If so-called radiators actually radiated effectively, they would not need fans (the fans are only there to maintain airflow when you stop in traffic). They serve no other purpose.
1. SHOCK ABSORBER
If ‘Shock Absorber’ is not the worst name in all of automotive engineering, I don’t know what is. You think about it - you drive over a pothole: the suspension droops into the hole, then the leading edge of the wheel and tyre crash into the ridge on the far side of the pothole.
The tyre compresses, then so does the spring. These are the devices that are absorbing the shock. If it’s a big pothole and you hit it hard enough, the suspension will hit the bump stop and the rubber pad there will also attempt to absorb the shock.

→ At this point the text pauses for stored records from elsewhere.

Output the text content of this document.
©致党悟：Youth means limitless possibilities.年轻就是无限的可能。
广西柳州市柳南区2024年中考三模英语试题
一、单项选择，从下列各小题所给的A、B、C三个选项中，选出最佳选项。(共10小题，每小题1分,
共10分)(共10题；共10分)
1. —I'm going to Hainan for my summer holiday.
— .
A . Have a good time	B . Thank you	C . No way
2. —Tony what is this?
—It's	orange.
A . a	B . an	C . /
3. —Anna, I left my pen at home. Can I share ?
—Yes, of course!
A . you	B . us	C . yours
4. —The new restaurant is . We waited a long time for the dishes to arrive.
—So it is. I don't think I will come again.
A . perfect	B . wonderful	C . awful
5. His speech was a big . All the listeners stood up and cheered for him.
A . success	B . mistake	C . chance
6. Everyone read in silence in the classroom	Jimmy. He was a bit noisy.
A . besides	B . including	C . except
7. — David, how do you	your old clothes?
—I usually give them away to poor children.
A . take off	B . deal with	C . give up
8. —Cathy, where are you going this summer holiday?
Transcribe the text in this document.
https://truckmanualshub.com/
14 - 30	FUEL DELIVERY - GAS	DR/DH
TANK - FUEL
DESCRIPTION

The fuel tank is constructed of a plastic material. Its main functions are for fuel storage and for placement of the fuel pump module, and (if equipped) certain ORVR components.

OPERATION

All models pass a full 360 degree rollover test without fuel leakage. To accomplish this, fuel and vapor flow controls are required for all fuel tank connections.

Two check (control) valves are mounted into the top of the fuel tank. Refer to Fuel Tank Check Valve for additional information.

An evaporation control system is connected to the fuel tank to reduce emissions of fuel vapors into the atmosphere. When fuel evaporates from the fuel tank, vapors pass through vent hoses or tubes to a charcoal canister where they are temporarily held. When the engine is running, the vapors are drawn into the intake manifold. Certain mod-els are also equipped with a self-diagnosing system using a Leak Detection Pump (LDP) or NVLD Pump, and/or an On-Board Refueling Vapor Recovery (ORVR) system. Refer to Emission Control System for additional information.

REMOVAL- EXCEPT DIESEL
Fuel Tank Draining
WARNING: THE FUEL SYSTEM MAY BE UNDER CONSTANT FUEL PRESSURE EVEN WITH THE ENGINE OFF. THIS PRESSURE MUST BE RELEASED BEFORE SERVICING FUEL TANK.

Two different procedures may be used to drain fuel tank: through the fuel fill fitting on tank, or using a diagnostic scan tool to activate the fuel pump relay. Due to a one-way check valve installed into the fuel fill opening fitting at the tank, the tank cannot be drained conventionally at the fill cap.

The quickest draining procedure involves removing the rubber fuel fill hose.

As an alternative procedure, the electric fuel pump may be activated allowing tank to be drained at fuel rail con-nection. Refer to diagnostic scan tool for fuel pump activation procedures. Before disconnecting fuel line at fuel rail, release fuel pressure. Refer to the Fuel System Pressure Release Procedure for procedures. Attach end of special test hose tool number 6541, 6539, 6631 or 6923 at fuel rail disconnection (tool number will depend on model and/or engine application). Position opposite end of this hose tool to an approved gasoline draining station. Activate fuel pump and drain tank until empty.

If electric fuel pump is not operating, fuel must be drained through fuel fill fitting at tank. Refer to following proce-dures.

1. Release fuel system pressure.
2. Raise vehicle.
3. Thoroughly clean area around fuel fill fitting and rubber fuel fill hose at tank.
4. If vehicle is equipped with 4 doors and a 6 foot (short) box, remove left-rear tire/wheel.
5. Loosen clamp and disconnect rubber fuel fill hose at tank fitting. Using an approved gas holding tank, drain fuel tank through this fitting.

If it’s a really big pothole and you hit it sufficiently hard, you might also bend or break the wheel - that’ll help absorb the shock. (But it’s probably not that helpful overall…)
The one thing that does not help absorb the shock is a so-called shock absorber (which is really a vibration damper - hence the more correct name: the damper).
So-called shock absorbers are really there to smooth out the subsequent unhelpfully bouncy response of the spring - they don’t really do very much primary absorption of shocks.
The salient difference between springs and dampers: Springs push back with a force that’s related to their displacement - dumbing this right down: how hard they push is based on how far they’re compressed or how far they’re extended.